Octopuses may be the subject of many mariners’ nightmares but new research has added to growing evidence the cephalopods may themselves dream while asleep.
Octopuses are thought to undergo two different stages of sleep: “quiet sleep” and “active sleep”, the latter of which involves twitching body parts and rapid changes in the texture and patterning of the skin.
Researchers at the Okinawa Institute of Science and Technology (OIST) in Japan have said they have not only confirmed octopuses are asleep during this active stage, but that the stage shows close similarities with REM sleep seen in vertebrates including humans – a phase of slumber associated with dreaming.
Prof Sam Reiter, the senior author of the research, said the team’s results were consistent with the idea, but did not prove, that octopuses dream.
“We can associate certain skin patterns during wakefulness to certain situations: hunting, social displays, threat displays, camouflage to different sorts of environments. We show that these patterns reappear during active sleep,” he said.
“So, if we are looking at something like dream, and I repeat this is a possibility we do not prove in this study, they would resemble a pseudo random walk over different types of waking experiences.”

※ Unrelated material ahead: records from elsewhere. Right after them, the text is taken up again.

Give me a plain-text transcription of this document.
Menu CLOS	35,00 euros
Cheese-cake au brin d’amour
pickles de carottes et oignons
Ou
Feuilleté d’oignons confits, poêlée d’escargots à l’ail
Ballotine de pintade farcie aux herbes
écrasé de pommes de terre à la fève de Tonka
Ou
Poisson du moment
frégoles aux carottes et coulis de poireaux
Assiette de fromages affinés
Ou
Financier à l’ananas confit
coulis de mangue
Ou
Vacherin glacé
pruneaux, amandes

However, Reiter noted there were other possible explanations, for example the octopuses might be refining their camouflage patterns while asleep.

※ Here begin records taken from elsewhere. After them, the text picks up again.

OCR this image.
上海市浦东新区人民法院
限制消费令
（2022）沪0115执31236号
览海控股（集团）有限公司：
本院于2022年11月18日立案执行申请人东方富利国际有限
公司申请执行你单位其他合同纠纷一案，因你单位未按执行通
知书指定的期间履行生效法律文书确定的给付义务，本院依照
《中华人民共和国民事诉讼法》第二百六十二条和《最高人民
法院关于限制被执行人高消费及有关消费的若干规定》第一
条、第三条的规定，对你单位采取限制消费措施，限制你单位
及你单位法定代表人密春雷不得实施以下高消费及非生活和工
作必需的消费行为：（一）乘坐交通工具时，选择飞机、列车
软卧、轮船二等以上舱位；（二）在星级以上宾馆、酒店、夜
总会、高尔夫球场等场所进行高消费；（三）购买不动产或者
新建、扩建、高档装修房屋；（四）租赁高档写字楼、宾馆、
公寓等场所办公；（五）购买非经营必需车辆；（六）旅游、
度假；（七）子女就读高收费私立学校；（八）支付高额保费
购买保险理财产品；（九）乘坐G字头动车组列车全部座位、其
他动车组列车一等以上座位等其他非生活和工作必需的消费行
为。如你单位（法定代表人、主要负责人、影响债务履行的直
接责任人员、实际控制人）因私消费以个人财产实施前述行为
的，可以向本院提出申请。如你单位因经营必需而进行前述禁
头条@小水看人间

Writing in the journal Nature, the team reported how they studied 29 octopuses of the nocturnal species Octopus laqueus, revealing how during daylight the creatures closed their eyes and adopted a resting posture associated with sleep.
Every 60 minutes or so, the animals underwent rapid changes of skin colour lasting about one minute, together with changes in breathing rate, as well as body and eye movements.
When the team tapped on the tanks and watched how the animals responded, they found the octopuses showed different reactions depending on whether they were awake, in the quiet stage of sleep, or in the active stage.
What’s more, if the octopuses were deprived of sleep for two days by being tickled with a paintbrush, they subsequently showed an increased rate of active sleep and entered the stage sooner, suggesting a self-regulating, or homeostatic, control – one of the key criteria of sleep.
The researchers said the findings confirmed that octopuses were indeed asleep during the active stage.
They then inserted probes to make recordings of the octopuses’ neural activity, finding a strong correlation between a brain region’s activity while awake and during active sleep. During active sleep, octopuses also underwent rapid transitions through skin patterns that matched those shown when awake.
The findings supported previous suggestions, revealing that active sleep in octopuses resembled REM sleep in vertebrates.
It was not the first time sleeping octopuses had caused a stir: last month, a preprint by researchers in the US found a male Octopus insularis occasionally detached itself from its sleep position, apparently mid-slumber, and began showing behaviours associated with responding to an attack by a predator.
While only looking at one octopus, and cautioning no conclusions could be drawn, the US team suggested the behaviour might be down to the cephalopod “responding to a negative episodic memory”. In other words, it might have been having a nightmare.